Post by Doug EwellIt seems Leif might be trying to tag the incomplete or erroneous
behavior of individual applications, even if they don't correspond to
documented behavior, or to tag mis-documented behavior that may not
actually be implemented (like "unicode" meaning "BMP only").
* BMP: The motivation behind why the registrations says 'BMP' was only
that the written spec says so and because the registration template
asked for such data.
* Products: Reference to products are made in order to document that
the 'unicode'/'unicodeFFFE' specs actually are implemented. In that
regard, the possible 'BMP'-incorrectness seems far less important
w.r.t. practical 'real' problems than the endianness issues.

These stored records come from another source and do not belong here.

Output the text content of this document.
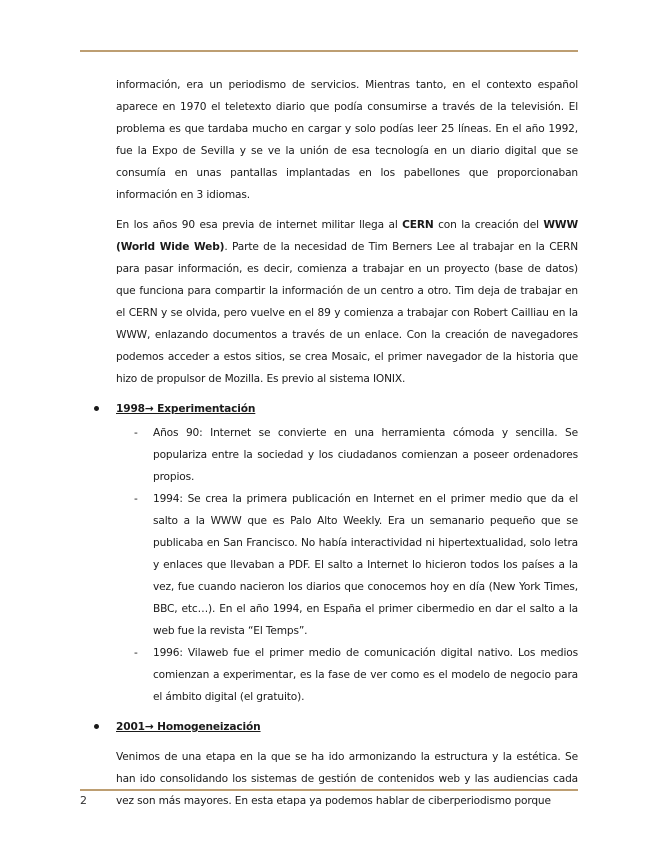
información, era un periodismo de servicios. Mientras tanto, en el contexto español aparece en 1970 el teletexto diario que podía consumirse a través de la televisión. El problema es que tardaba mucho en cargar y solo podías leer 25 líneas. En el año 1992, fue la Expo de Sevilla y se ve la unión de esa tecnología en un diario digital que se consumía en unas pantallas implantadas en los pabellones que proporcionaban información en 3 idiomas.

En los años 90 esa previa de internet militar llega al CERN con la creación del WWW (World Wide Web). Parte de la necesidad de Tim Berners Lee al trabajar en la CERN para pasar información, es decir, comienza a trabajar en un proyecto (base de datos) que funciona para compartir la información de un centro a otro. Tim deja de trabajar en el CERN y se olvida, pero vuelve en el 89 y comienza a trabajar con Robert Cailliau en la WWW, enlazando documentos a través de un enlace. Con la creación de navegadores podemos acceder a estos sitios, se crea Mosaic, el primer navegador de la historia que hizo de propulsor de Mozilla. Es previo al sistema IONIX.

1998→ Experimentación
- Años 90: Internet se convierte en una herramienta cómoda y sencilla. Se populariza entre la sociedad y los ciudadanos comienzan a poseer ordenadores propios.
- 1994: Se crea la primera publicación en Internet en el primer medio que da el salto a la WWW que es Palo Alto Weekly. Era un semanario pequeño que se publicaba en San Francisco. No había interactividad ni hipertextualidad, solo letra y enlaces que llevaban a PDF. El salto a Internet lo hicieron todos los países a la vez, fue cuando nacieron los diarios que conocemos hoy en día (New York Times, BBC, etc…). En el año 1994, en España el primer cibermedio en dar el salto a la web fue la revista “El Temps”.
- 1996: Vilaweb fue el primer medio de comunicación digital nativo. Los medios comienzan a experimentar, es la fase de ver como es el modelo de negocio para el ámbito digital (el gratuito).
2001→ Homogeneización

Venimos de una etapa en la que se ha ido armonizando la estructura y la estética. Se han ido consolidando los sistemas de gestión de contenidos web y las audiencias cada vez son más mayores. En esta etapa ya podemos hablar de ciberperiodismo porque

2
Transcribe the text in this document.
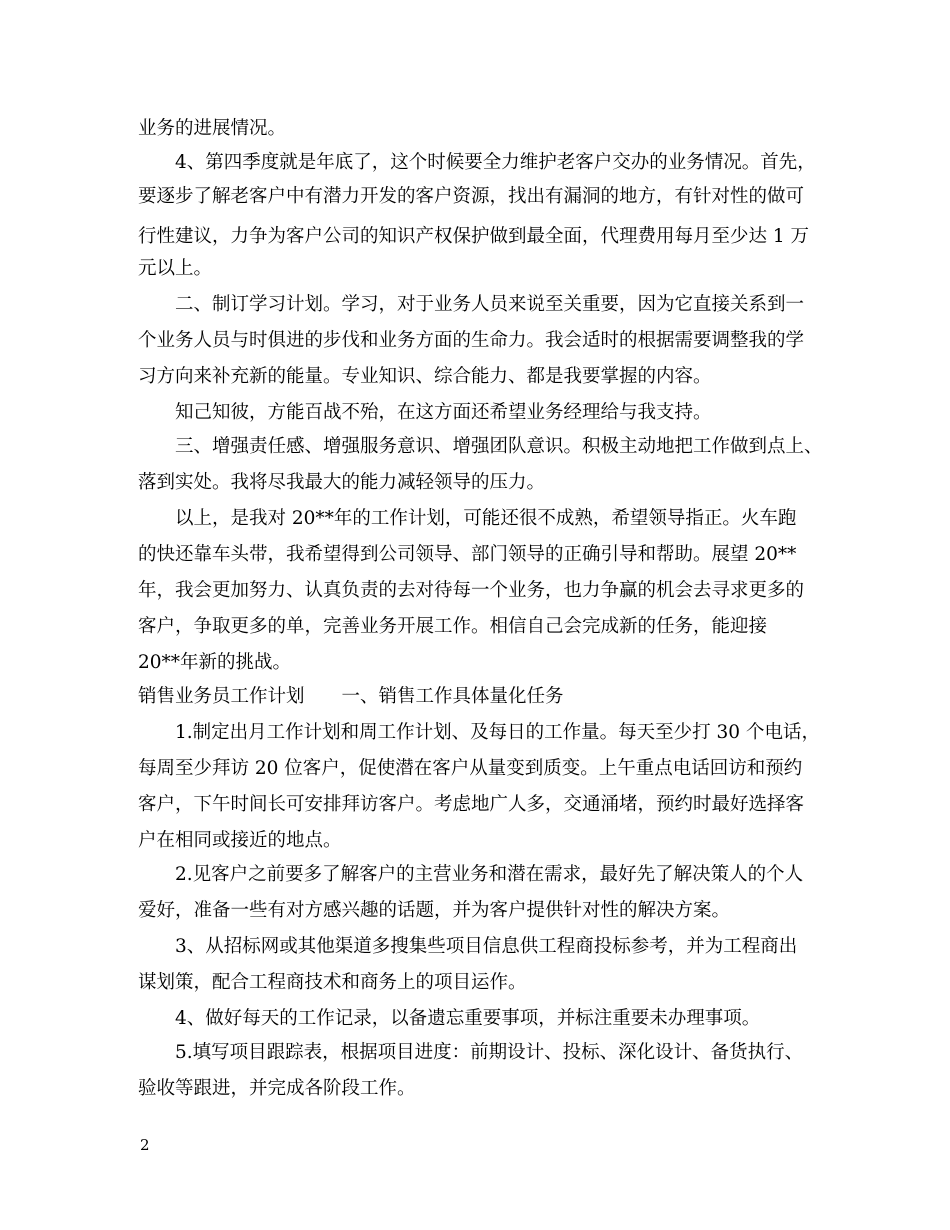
业务的进展情况。
4、第四季度就是年底了，这个时候要全力维护老客户交办的业务情况。首先，
要逐步了解老客户中有潜力开发的客户资源，找出有漏洞的地方，有针对性的做可
行性建议，力争为客户公司的知识产权保护做到最全面，代理费用每月至少达 1 万
元以上。
二、制订学习计划。学习，对于业务人员来说至关重要，因为它直接关系到一
个业务人员与时俱进的步伐和业务方面的生命力。我会适时的根据需要调整我的学
习方向来补充新的能量。专业知识、综合能力、都是我要掌握的内容。
知己知彼，方能百战不殆，在这方面还希望业务经理给与我支持。
三、增强责任感、增强服务意识、增强团队意识。积极主动地把工作做到点上、
落到实处。我将尽我最大的能力减轻领导的压力。
以上，是我对 20**年的工作计划，可能还很不成熟，希望领导指正。火车跑
的快还靠车头带，我希望得到公司领导、部门领导的正确引导和帮助。展望 20**
年，我会更加努力、认真负责的去对待每一个业务，也力争赢的机会去寻求更多的
客户，争取更多的单，完善业务开展工作。相信自己会完成新的任务，能迎接
20**年新的挑战。
销售业务员工作计划　　一、销售工作具体量化任务
1.制定出月工作计划和周工作计划、及每日的工作量。每天至少打 30 个电话，
每周至少拜访 20 位客户，促使潜在客户从量变到质变。上午重点电话回访和预约
客户，下午时间长可安排拜访客户。考虑地广人多，交通涌堵，预约时最好选择客
户在相同或接近的地点。
2.见客户之前要多了解客户的主营业务和潜在需求，最好先了解决策人的个人
爱好，准备一些有对方感兴趣的话题，并为客户提供针对性的解决方案。
3、从招标网或其他渠道多搜集些项目信息供工程商投标参考，并为工程商出
谋划策，配合工程商技术和商务上的项目运作。
4、做好每天的工作记录，以备遗忘重要事项，并标注重要未办理事项。
5.填写项目跟踪表，根据项目进度：前期设计、投标、深化设计、备货执行、
验收等跟进，并完成各阶段工作。
2
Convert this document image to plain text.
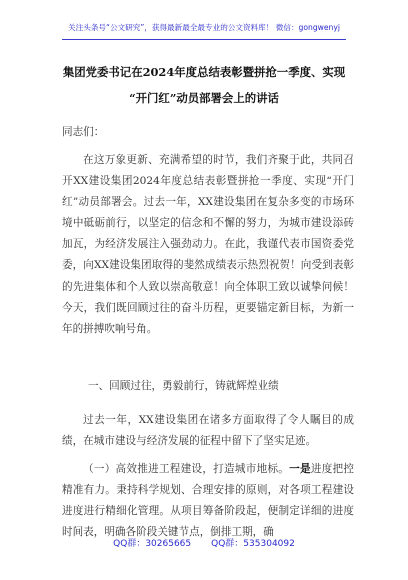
关注头条号“公文研究”，获得最新最全最专业的公文资料库！ 微信：gongwenyj
集团党委书记在2024年度总结表彰暨拼抢一季度、实现
“开门红”动员部署会上的讲话
同志们：

在这万象更新、充满希望的时节，我们齐聚于此，共同召开XX建设集团2024年度总结表彰暨拼抢一季度、实现“开门红”动员部署会。过去一年，XX建设集团在复杂多变的市场环境中砥砺前行，以坚定的信念和不懈的努力，为城市建设添砖加瓦，为经济发展注入强劲动力。在此，我谨代表市国资委党委，向XX建设集团取得的斐然成绩表示热烈祝贺！向受到表彰的先进集体和个人致以崇高敬意！向全体职工致以诚挚问候！今天，我们既回顾过往的奋斗历程，更要锚定新目标，为新一年的拼搏吹响号角。

一、回顾过往，勇毅前行，铸就辉煌业绩

过去一年，XX建设集团在诸多方面取得了令人瞩目的成绩，在城市建设与经济发展的征程中留下了坚实足迹。

（一）高效推进工程建设，打造城市地标。一是进度把控精准有力。秉持科学规划、合理安排的原则，对各项工程建设进度进行精细化管理。从项目筹备阶段起，便制定详细的进度时间表，明确各阶段关键节点，倒排工期，确

QQ群：30265665 QQ群：535304092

* Actually implemented: That 'unicode' and 'utf-16' (in the Microsoft
spec) are names for little-endian UTF-16, while 'unicodeFFFE' is name
for big-endian UTF-16, is a fact. To verify, try the following web page
in Chrome, Safari or IE - the clue being that the page is
'utf-16b'-encoded while HTTP says 'utf-16':
http://malform.no/testing/utf/html/16be/http.utf16
For reference, an identical, but little-endian encoded page:
http://malform.no/testing/utf/html/16le/http.utf16
If IE and Safari/Chrome implemented the official UTF-16
specification, the first page should have worked fine, while the latter
perhaps did not need to work. Instead, we see the opposite: The first
page fails in in the mentioned browsers.
* 'Actually implemented' has reached Web standards: HTML5 specifies:
«The requirement to default UTF-16 to little-endian rather than
big-endian is a willful violation of RFC 2781, motivated by a desire
for compatibility with legacy content. [RFC2781]»
<http://dev.w3.org/html5/spec/parsing.html#character-encodings-0>
Whether it is 'legacy content' - as HTML5 claims - or implementation
of the Microsoft spec - or both things - that makes HTML5 say this, is
perhaps an open question.
Post by Doug EwellI'm not sure that's a goal of registering charsets.
The goals with these registrations are to comply with section 2.5. In
particular did this seem relevant: «the use of a large number of
undocumented and/or unlabeled charsets hampers interoperability even
more.»
<http://tools.ietf.org/html/bcp19#section-2.5>
Post by Doug EwellIt also seemed to
me—though I assume I'm wrong here—that he was trying to call
particular attention to errors in Microsoft implementations, but I'm
sure Shawn and others can speak to that.
It is not only products of Microsoft: Webkit is backed by Apple,
Google, HTML5 ...
But with Microsoft's positive attitude Unicode, including UTF-16, it
seems reasonable to ask: Is it certain that Microsoft - and the
community at large - is aware of how they operate with a shadow spec
that contradicts UTF-16 - and the impacts of this? Perhaps, with a
little attention to this, they will update or fine